Tozzi unisce rigore scientifico a capacità narrativa, e struttura il testo con originalità, fa infatti emergere l’ante-storia del nostro mare attraverso la voce delle specie che lo abitano e dei loro antenati – pesci, cetacei, elefanti e scimmie – che vi hanno vissuto quando ancora era il grande oceano Tetide e si sono dovuti adattare ai cambiamenti che ne hanno mutato il volto. “Solo Antea, una femmina di tonno rosso, può ricordare come vivessero i suoi predecessori centinaia di milioni di anni fa, quando nuotavano nella sterminata Pantalassa prima che la deriva dei continenti la suddividesse in tanti oceani e mari. Solo la delfina Flippie può spiegare perché i suoi simili, i mammiferi marini, siano tornati nell’acqua dopo che alcuni pesci ne erano usciti per evolvere in anfibi o rettili e infine diventare mammiferi. E, dalla terraferma, solo Elly l’elefantessa può descrivere quale fu lo stupore dei suoi antenati quando videro il Mediterraneo quasi disseccarsi a causa del cambiamento climatico verificatosi sei milioni di anni fa”.
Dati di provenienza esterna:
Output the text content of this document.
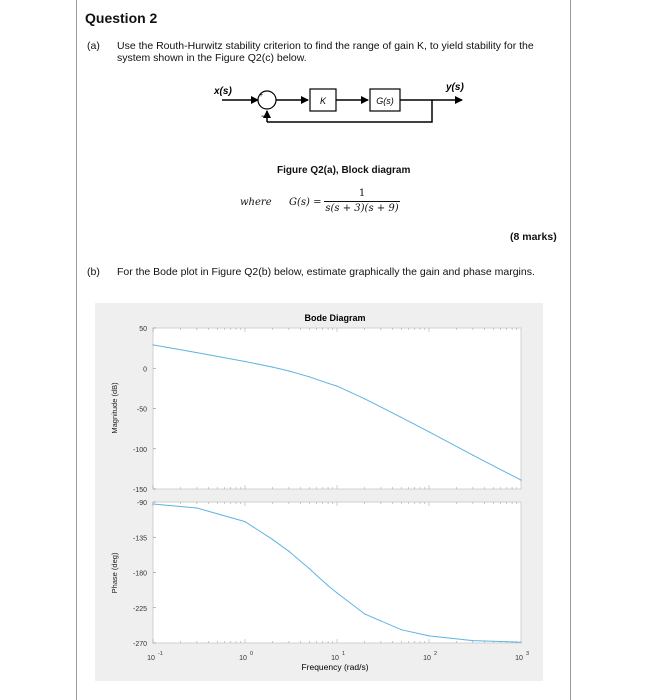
Question 2
(a) Use the Routh-Hurwitz stability criterion to find the range of gain K, to yield stability for the
system shown in the Figure Q2(c) below.
x(s)	+
-
K	G(s)
y(s)
Figure Q2(a), Block diagram
where G(s) =
1
s(s + 3)(s + 9)
(8 marks)
(b) For the Bode plot in Figure Q2(b) below, estimate graphically the gain and phase margins.
Bode Diagram
50
0
-50
-100
-150
Magnitude (dB)
-90
-135
-180
-225
-270
Phase (deg)
10
-1
10
0
10
1
10
2
10
3
Frequency (rad/s)
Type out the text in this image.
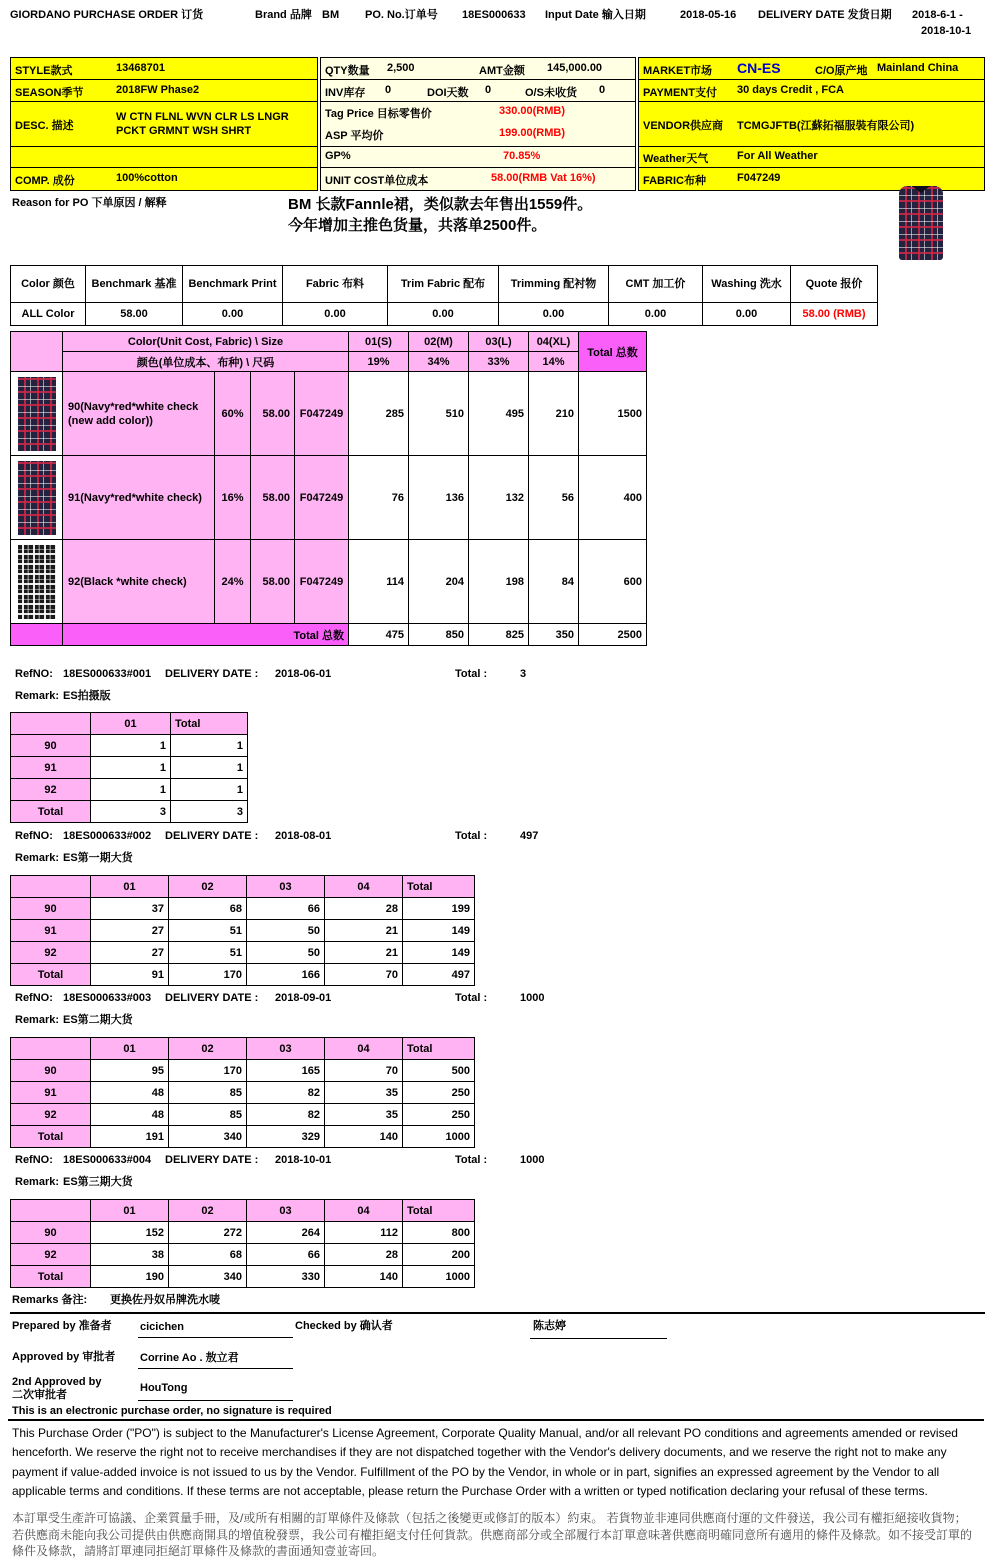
GIORDANO PURCHASE ORDER 订货	Brand 品牌 BM PO. No.订单号 18ES000633 Input Date 输入日期	2018-05-16 DELIVERY DATE 发货日期 2018-6-1 -
2018-10-1
STYLE款式	13468701
SEASON季节	2018FW Phase2
DESC. 描述
W CTN FLNL WVN CLR LS LNGR PCKT GRMNT WSH SHRT
COMP. 成份	100%cotton
QTY数量 2,500	AMT金额 145,000.00
INV库存 0	DOI天数 0	O/S未收货 0
Tag Price 目标零售价	330.00(RMB)
ASP 平均价	199.00(RMB)
GP%	70.85%
UNIT COST单位成本	58.00(RMB Vat 16%)
MARKET市场 CN-ES	C/O原产地 Mainland China
PAYMENT支付 30 days Credit , FCA
VENDOR供应商 TCMGJFTB(江蘇拓福服裝有限公司)
Weather天气	For All Weather
FABRIC布种	F047249
Reason for PO 下单原因 / 解释	BM 长款Fannle裙，类似款去年售出1559件。
今年增加主推色货量，共落单2500件。
Color 颜色	Benchmark 基准	Benchmark Print	Fabric 布料	Trim Fabric 配布	Trimming 配衬物	CMT 加工价	Washing 洗水	Quote 报价
ALL Color	58.00	0.00	0.00	0.00	0.00	0.00	0.00	58.00 (RMB)
	Color(Unit Cost, Fabric) \ Size				01(S)	02(M)	03(L)	04(XL)	Total 总数
	颜色(单位成本、布种) \ 尺码				19%	34%	33%	14%	

	90(Navy*red*white check (new add color))	60%	58.00	F047249	285	510	495	210	1500

	91(Navy*red*white check)	16%	58.00	F047249	76	136	132	56	400

	92(Black *white check)	24%	58.00	F047249	114	204	198	84	600
	Total 总数				475	850	825	350	2500
RefNO: 18ES000633#001 DELIVERY DATE : 2018-06-01	Total :	3
Remark: ES拍摄版
	01	Total
90	1	1
91	1	1
92	1	1
Total	3	3
RefNO: 18ES000633#002 DELIVERY DATE : 2018-08-01	Total :	497
Remark: ES第一期大货
	01	02	03	04	Total
90	37	68	66	28	199
91	27	51	50	21	149
92	27	51	50	21	149
Total	91	170	166	70	497
RefNO: 18ES000633#003 DELIVERY DATE : 2018-09-01	Total :	1000
Remark: ES第二期大货
	01	02	03	04	Total
90	95	170	165	70	500
91	48	85	82	35	250
92	48	85	82	35	250
Total	191	340	329	140	1000
RefNO: 18ES000633#004 DELIVERY DATE : 2018-10-01	Total :	1000
Remark: ES第三期大货
	01	02	03	04	Total
90	152	272	264	112	800
92	38	68	66	28	200
Total	190	340	330	140	1000
Remarks 备注: 更换佐丹奴吊牌洗水唛
Prepared by 准备者	cicichen	Checked by 确认者	陈志婷
Approved by 审批者 Corrine Ao . 敖立君
2nd Approved by
二次审批者
HouTong
This is an electronic purchase order, no signature is required
This Purchase Order ("PO") is subject to the Manufacturer's License Agreement, Corporate Quality Manual, and/or all relevant PO conditions and agreements amended or revised henceforth. We reserve the right not to receive merchandises if they are not dispatched together with the Vendor's delivery documents, and we reserve the right not to make any payment if value-added invoice is not issued to us by the Vendor. Fulfillment of the PO by the Vendor, in whole or in part, signifies an expressed agreement by the Vendor to all applicable terms and conditions. If these terms are not acceptable, please return the Purchase Order with a written or typed notification declaring your refusal of these terms.
本訂單受生產許可協議、企業質量手冊，及/或所有相關的訂單條件及條款（包括之後變更或修訂的版本）約束。 若貨物並非連同供應商付運的文件發送，我公司有權拒絕接收貨物；若供應商未能向我公司提供由供應商開具的增值稅發票，我公司有權拒絕支付任何貨款。供應商部分或全部履行本訂單意味著供應商明確同意所有適用的條件及條款。如不接受訂單的條件及條款，請將訂單連同拒絕訂單條件及條款的書面通知壹並寄回。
Il grande Braudel aveva studiato sul piano storico e storiografico il Mediterraneo, anche con la categoria della lunga durata. Tozzi compie un lavoro di storia della scienza, in chiave multidisciplinare. Il libro è ricco di analisi ricostruttive da parte di Tozzi: “Come Stromboli ha prestato il suo nome all’attività vulcanica costante e poco esplosiva, così il tipo di attività di Vulcano ha dato il nome alle eruzioni dette “vulcaniane”, che sono al contrario estremamente violente, e possono distruggere lo stesso cono da cui si sviluppano. In questi episodi vengono eruttate lave acide e molto viscose, oltre a enormi quantità di gas e di ceneri, che creano nubi a forma di fungo prima di ricadere e arrivare a formare il nuovo edificio vulcanico”.
Vulcani: storie, culture e tradizioni
Tozzi scrive: “Tracce di tali storie si possono reperire anche in Aristotele, che parla di una tomba in questa zona a cui non era “sicuro accostarsi di notte“, poiché vi si udivano spettrali suoni di timpani e cembalo e una risata agghiacciante; oppure nella cosiddetta “arpa eoliana“, o “organo di Eolo“, una struttura scoperta negli anni Ottanta del XX secolo che si credeva emettesse in origine suoni diversi a seconda dei venti che spiravano (in realtà si trattava dei resti delle condutture di uno stabilimento termale romano, che solo il fascino delle tradizioni di quei luoghi aveva spinto a interpretare come uno strumento divino).
“Le Eolie sono una tappa importante anche delle tormentate peregrinazioni di Odisseo, che qui incontra il dio dei venti, a cui racconta la propria storia ottenendone prima un ascolto partecipe e quindi un dono inatteso: un otre di cuoio che racchiudeva tutti i venti, in modo che non turbassero il suo ritorno a Itaca, lasciando libero di soffiare solo Zefiro, che avrebbe spinto dolcemente le vele di Odisseo verso l’isola natia. Fu come al solito la cieca avidità umana a rompere l’incantesimo, quando, giunti ormai in vista di Itaca, i compagni dell’uomo dal multiforme ingegno approfittarono del suo sonno per vedere quali ricchezze contenesse l’otre, con l’esito di liberare i venti e di scatenare una tempesta che riportò le imbarcazioni al punto di partenza”.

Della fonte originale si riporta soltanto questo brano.